My paper will take a close look at émigré perspectives on American paranoia, the state of exception, and urbanity before and after 9/11. In the 20th century, German film directors utilized the cultural imaginary of the immigrant city par excellence New York City and the American capital Washington as heterotopian spaces (in the sense of Michel Foucault) and a signifiers of the “American Nightmare” (Wim Wenders) to critically comment on the American promise of democracy, equality, and the pursuit of happiness. I will turn to a general system of response patterns which Samuel P. Huntington established in his book on Promise of Disharmony. It will become apparent that German directors often turned to a moralist response which is in line with intellectual émigrés who have engaged in what I call patriotism of dissent. This form of activism produces a paradoxical situation. While using dissent to reaffirm the belief in the great potential of the American experiment, the founding myths, and the democratic promise, Americans disqualify the patriotic statements as naïve interventions from alleged cultural outsiders.
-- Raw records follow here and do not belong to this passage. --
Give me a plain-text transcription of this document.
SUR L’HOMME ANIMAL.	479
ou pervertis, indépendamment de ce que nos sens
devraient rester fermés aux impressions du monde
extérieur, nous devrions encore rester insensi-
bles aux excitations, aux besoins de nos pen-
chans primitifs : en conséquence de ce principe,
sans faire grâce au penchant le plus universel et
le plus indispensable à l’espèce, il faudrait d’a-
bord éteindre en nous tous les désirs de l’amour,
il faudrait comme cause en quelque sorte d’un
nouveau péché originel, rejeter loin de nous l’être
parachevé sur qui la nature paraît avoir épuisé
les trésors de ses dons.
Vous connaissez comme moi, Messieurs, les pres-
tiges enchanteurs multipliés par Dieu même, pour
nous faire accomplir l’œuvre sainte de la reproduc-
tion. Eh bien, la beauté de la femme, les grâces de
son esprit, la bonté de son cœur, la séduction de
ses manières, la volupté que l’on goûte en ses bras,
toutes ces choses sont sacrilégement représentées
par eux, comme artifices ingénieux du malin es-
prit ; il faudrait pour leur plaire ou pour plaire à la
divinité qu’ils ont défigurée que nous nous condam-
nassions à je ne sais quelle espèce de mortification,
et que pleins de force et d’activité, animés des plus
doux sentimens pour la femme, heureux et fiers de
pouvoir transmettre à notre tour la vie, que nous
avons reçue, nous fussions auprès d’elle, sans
The transnational arena in which directors such as Roland Emmerich, Wolfgang Petersen, Volker Schlöndorff, or Wim Wenders screen their urban visions exemplifies a German longing to fashion democratic America into a heterotopian urban space. This paper will argue that even in the destruction of urban spaces, be it in the fictionalized version of American movies or the historical catastrophe of 9/11, lie the seeds for a re-enchantment with “America.”

About the Author

Frank Mehring studied English and American literature, history and musicology at the University of Wisconsin Madison, Harvard University, and Justus Liebig University Gießen, where he received his PhD in 2001. He teaches at the John F. Kennedy Institute for North American Studies, Berlin. He is the author of a book on the avant-garde composers Charles Ives and John Cage (Metzler, 2003). He published a biography on the German-American abolitionist Charles Follen (Ferber, 2004) and edited his writings (Lang, 2007). He is currently in the process of finishing his post-doctoral project on “Dissent of German Immigrants and the Promise of American Democracy.” Mehring was awarded a 2004-05 Fulbright American Studies Fellowship to the Department of English and American Literature and Language at Harvard University. In 2008 and 2009, he conducted research for a biography on Winold Reiss as a fellow at the Smithsonian Institute in Washington, D.C.